Of the many methods of meditation, one usually begins with and often returns to the basic one of focusing and sustaining our attention, typically on our breathing, on bodily sensations, on creating some mental image, or on some inwardly repeated sounds or words. For example, while sitting quietly, we might pay attention to the bodily sensations connected with breathing, at our abdomen, our chest, our nostrils and upper lip, or our whole body. We pick one of those locations and stay with that for the duration of the sitting, without intentionally changing our natural rhythms of breathing. To occupy our mind further, we might simultaneously enumerate our breaths, counting each exhalation silently in our thoughts, from one up to ten, and then beginning again at one. When we lose the count, we just start over at one. But the counting is gentle and secondary to the action of keeping our attention on the sensations of breathing. When we lose our attention, we just begin again, without self-criticism, or just noting our self-criticism if it does arise. To think, “I’m not a good meditator” is misplaced and destructive. Bringing our attention immediately back after it wanders, again and again, is itself this first phase of the practice of meditation.

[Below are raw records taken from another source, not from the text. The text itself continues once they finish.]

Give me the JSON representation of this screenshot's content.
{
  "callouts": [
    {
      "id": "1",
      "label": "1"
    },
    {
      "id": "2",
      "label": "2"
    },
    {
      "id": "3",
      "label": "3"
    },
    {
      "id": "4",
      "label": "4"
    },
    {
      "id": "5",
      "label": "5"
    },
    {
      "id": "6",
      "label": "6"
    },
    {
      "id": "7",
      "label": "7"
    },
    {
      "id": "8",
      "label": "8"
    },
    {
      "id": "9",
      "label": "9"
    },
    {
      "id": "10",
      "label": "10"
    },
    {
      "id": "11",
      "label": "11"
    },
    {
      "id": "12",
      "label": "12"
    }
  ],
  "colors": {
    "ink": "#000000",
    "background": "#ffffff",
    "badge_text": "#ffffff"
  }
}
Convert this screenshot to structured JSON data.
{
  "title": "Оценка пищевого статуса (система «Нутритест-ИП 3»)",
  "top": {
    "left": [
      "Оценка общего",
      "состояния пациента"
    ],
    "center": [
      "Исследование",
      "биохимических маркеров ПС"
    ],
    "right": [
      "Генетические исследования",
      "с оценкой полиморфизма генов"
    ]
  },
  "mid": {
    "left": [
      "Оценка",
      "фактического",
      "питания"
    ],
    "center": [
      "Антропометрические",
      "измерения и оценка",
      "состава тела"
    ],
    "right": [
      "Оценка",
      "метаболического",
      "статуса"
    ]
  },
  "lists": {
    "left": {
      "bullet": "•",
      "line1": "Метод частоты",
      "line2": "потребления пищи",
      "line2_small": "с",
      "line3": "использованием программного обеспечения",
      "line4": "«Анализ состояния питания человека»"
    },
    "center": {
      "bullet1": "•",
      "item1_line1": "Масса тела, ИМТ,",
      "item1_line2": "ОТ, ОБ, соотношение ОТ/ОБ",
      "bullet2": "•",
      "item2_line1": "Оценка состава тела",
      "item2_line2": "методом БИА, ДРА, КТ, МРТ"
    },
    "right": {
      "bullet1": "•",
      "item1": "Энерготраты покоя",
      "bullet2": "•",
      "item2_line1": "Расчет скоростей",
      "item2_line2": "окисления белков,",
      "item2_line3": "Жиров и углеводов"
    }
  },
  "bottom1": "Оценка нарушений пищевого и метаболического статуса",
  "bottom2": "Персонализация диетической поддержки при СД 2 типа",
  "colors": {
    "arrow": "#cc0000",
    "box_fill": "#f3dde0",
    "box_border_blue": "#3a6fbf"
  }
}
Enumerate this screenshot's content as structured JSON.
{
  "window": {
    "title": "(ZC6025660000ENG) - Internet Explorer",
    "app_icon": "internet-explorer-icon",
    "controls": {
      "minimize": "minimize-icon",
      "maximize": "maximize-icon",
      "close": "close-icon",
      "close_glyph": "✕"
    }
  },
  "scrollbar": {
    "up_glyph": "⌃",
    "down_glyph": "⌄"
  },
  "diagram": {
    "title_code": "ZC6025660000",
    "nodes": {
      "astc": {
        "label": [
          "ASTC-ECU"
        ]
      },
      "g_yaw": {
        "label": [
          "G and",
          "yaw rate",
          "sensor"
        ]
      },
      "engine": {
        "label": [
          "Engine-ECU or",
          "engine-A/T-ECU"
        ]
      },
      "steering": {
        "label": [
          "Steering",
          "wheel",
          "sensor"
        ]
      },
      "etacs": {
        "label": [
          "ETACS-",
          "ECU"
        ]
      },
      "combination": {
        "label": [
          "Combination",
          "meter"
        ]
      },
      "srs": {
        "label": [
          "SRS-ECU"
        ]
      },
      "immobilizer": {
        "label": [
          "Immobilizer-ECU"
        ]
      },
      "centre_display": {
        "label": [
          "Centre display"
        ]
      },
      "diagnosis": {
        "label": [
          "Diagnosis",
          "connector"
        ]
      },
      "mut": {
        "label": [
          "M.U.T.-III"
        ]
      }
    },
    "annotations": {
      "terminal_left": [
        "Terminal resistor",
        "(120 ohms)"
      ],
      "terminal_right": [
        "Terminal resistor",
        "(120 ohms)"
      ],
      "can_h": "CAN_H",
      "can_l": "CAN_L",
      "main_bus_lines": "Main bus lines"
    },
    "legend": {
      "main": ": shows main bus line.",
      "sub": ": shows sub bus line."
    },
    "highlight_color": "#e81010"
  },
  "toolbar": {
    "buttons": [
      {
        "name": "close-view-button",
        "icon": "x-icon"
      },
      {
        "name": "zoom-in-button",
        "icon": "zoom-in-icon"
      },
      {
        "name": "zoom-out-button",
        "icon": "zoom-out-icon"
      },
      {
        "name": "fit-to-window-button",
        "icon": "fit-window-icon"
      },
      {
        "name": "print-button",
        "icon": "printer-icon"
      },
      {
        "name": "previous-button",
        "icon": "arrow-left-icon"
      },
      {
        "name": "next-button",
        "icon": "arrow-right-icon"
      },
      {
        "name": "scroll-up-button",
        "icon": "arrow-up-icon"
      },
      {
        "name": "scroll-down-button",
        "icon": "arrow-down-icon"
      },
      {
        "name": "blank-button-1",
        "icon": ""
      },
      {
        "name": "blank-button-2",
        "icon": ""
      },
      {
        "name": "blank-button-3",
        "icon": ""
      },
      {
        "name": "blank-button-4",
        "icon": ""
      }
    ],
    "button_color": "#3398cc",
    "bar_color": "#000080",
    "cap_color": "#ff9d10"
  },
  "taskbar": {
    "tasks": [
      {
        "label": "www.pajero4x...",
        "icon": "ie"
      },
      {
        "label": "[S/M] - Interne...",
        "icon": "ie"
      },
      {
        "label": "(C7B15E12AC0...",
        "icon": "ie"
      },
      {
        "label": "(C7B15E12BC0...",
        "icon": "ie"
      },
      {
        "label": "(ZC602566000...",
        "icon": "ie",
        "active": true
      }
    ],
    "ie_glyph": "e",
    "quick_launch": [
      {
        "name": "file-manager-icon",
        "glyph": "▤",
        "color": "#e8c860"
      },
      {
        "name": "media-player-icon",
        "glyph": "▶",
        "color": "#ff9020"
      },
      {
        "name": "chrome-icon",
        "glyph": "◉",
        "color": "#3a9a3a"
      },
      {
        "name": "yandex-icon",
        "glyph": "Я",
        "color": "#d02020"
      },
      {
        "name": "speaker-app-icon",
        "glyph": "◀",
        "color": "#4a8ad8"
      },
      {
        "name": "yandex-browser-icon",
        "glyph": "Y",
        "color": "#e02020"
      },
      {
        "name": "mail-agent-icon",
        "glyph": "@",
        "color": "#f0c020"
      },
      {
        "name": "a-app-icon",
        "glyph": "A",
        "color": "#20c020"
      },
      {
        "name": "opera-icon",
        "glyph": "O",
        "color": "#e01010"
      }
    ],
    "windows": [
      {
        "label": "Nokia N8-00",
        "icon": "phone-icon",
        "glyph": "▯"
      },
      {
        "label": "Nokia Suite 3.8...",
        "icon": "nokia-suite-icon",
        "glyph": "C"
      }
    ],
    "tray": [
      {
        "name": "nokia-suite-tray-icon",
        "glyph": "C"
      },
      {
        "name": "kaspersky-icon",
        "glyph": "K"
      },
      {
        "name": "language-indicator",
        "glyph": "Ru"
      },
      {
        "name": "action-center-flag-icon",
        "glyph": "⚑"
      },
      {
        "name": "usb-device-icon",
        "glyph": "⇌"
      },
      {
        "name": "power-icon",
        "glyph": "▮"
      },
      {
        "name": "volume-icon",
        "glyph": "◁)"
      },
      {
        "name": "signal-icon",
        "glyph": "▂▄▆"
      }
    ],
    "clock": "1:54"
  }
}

Two of the major benefits of such practice are the training of our attention, in effect strengthening our will, and generating a state of peace, contentment, and calm, free of our ordinary desires and fears. The simple act of sitting still and occupying our mind and attention in a directed way affects us deeply. The state of peace comes from the settling of our energies in meditation, in particular the separation of our conscious and sensitive energies. No longer are we totally taken by what our senses throw at us, including the mental senses that cognize thoughts and emotions. We enter the vast hall of the conscious energy, the underlying continuum of awareness, and against that backdrop each sensory event makes its debut and then fades, while we remain in consciousness.

This training in meditation gradually frees us of the close identification with our thoughts and emotions, with our personality patterns. In that peace, we become able to be, just be. And from being we are able to act, able to act with clarity and efficacy. Rather than just reacting to events, we are able to choose to respond or not, able to take the initiative or not.

Yet the peace of consciousness is not the end of meditation. As our identifications fall away, we may at some point notice that we are still identified, though in a more rarefied way. We are identified with consciousness itself. But consciousness is not who we are, nor is it the highest energy or inner world. So we continue to practice meditation. Now the training of attention may only occupy the first portion of any given sitting, just enough to settle us into that state of focused and attentive peace. Then we begin to let go of that peace itself. We begin to see consciousness as consciousness, not as the unfathomable, ultimate, and all-pervasive substrate of awareness that it appears to be. We live in this medium of consciousness, like fish in water. But there is more to reality. We continue our sitting practice to find that more, to go beyond consciousness itself.

One clue comes by looking toward the source of our attention, toward where it comes from. There in the inner recesses of our will, we find something very different than consciousness: we find ourselves. This proves crucial, for to be fully ourselves is to live fully. To strengthen that true self and live in it is the work of presence. But for deepening our meditation, the question becomes how to go beyond not just consciousness, but beyond our very self. At this point our meditation practice becomes indistinguishable from silent contemplative prayer. The needed action consists of allowing our innermost door to open, asking it to open, opening it from behind it. And it may open just a crack. But that is enough to let the light of the sacred come streaming through. And so it continues.

Whatever our degree of experience or our state when go to sit on the cushion, meditation is an inestimable support for our inner work, for our spiritual life. For this week, examine your practice of meditation with the aim of understanding how you might deepen that practice. Or consider starting or restarting a regular, daily practice, if you are drawn to it.